In Japan, Merrill saw opportunities to enlarge a series of businesses, including investment banking and wealth management, in which it has a joint undertaking with Mitsubishi UFJ Financial Group.

“Besides here in Japan, our business is growing in faster growing parts of the world, places such as Brazil, India, China, Russia the Middle East those are all great growth opportunities for us,” he said.

Mr Thain said that, despite the hits Merrill suffered amid the subprime mortgage crisis in the US, the investment bank was ready to go on the offensive in its home market as well.

“The credit problems in the United States I think actually present good opportunities for us, so I think we are well positioned as we go forward to 2008,” Mr Thain said.

“We have been shrinking our balance sheet, so that shrinkage will continue but we also will take advantage of opportunities in the marketplace and we will also continue to provide capital to our clients who need it,” he said.

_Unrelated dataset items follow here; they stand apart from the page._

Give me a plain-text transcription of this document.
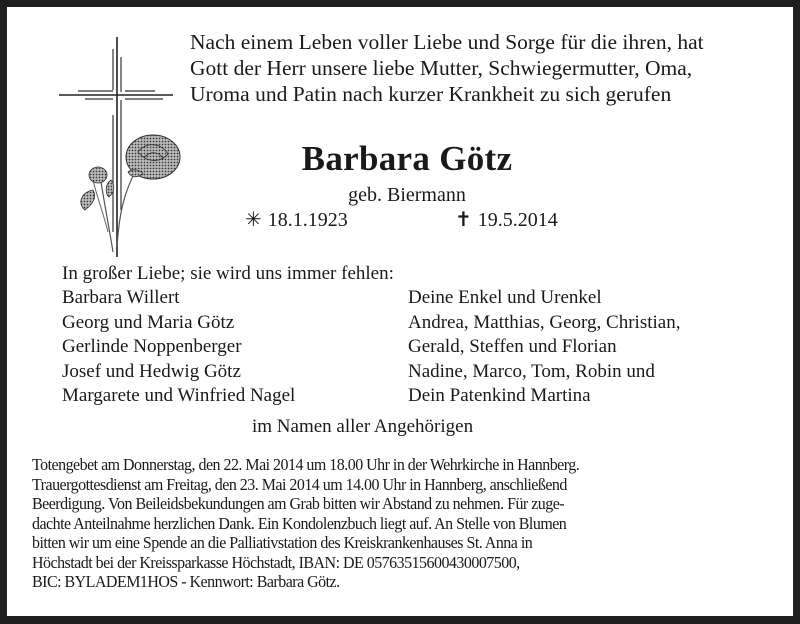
Nach einem Leben voller Liebe und Sorge für die ihren, hat
Gott der Herr unsere liebe Mutter, Schwiegermutter, Oma,
Uroma und Patin nach kurzer Krankheit zu sich gerufen
Barbara Götz
geb. Biermann
✳ 18.1.1923	✝ 19.5.2014
In großer Liebe; sie wird uns immer fehlen:
Barbara Willert
Georg und Maria Götz
Gerlinde Noppenberger
Josef und Hedwig Götz
Margarete und Winfried Nagel
Deine Enkel und Urenkel
Andrea, Matthias, Georg, Christian,
Gerald, Steffen und Florian
Nadine, Marco, Tom, Robin und
Dein Patenkind Martina
im Namen aller Angehörigen
Totengebet am Donnerstag, den 22. Mai 2014 um 18.00 Uhr in der Wehrkirche in Hannberg.
Trauergottesdienst am Freitag, den 23. Mai 2014 um 14.00 Uhr in Hannberg, anschließend
Beerdigung. Von Beileidsbekundungen am Grab bitten wir Abstand zu nehmen. Für zuge-
dachte Anteilnahme herzlichen Dank. Ein Kondolenzbuch liegt auf. An Stelle von Blumen
bitten wir um eine Spende an die Palliativstation des Kreiskrankenhauses St. Anna in
Höchstadt bei der Kreissparkasse Höchstadt, IBAN: DE 05763515600430007500,
BIC: BYLADEM1HOS - Kennwort: Barbara Götz.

“We still have plenty of capital and plenty of desire to make investments or providing financing to our customers,” Mr Thain said.

He suggested that the bank was expected to cut costs but declined to confirm whether there would be any job cuts.

“We have not announced any lay-offs.

“However, in this difficult environment to focus on expenses is also a logical thing for us to be doing,” he said.

Altogether, Merrill to date has raised more than $4bn more capital than it lost as a result of the subprime crisis.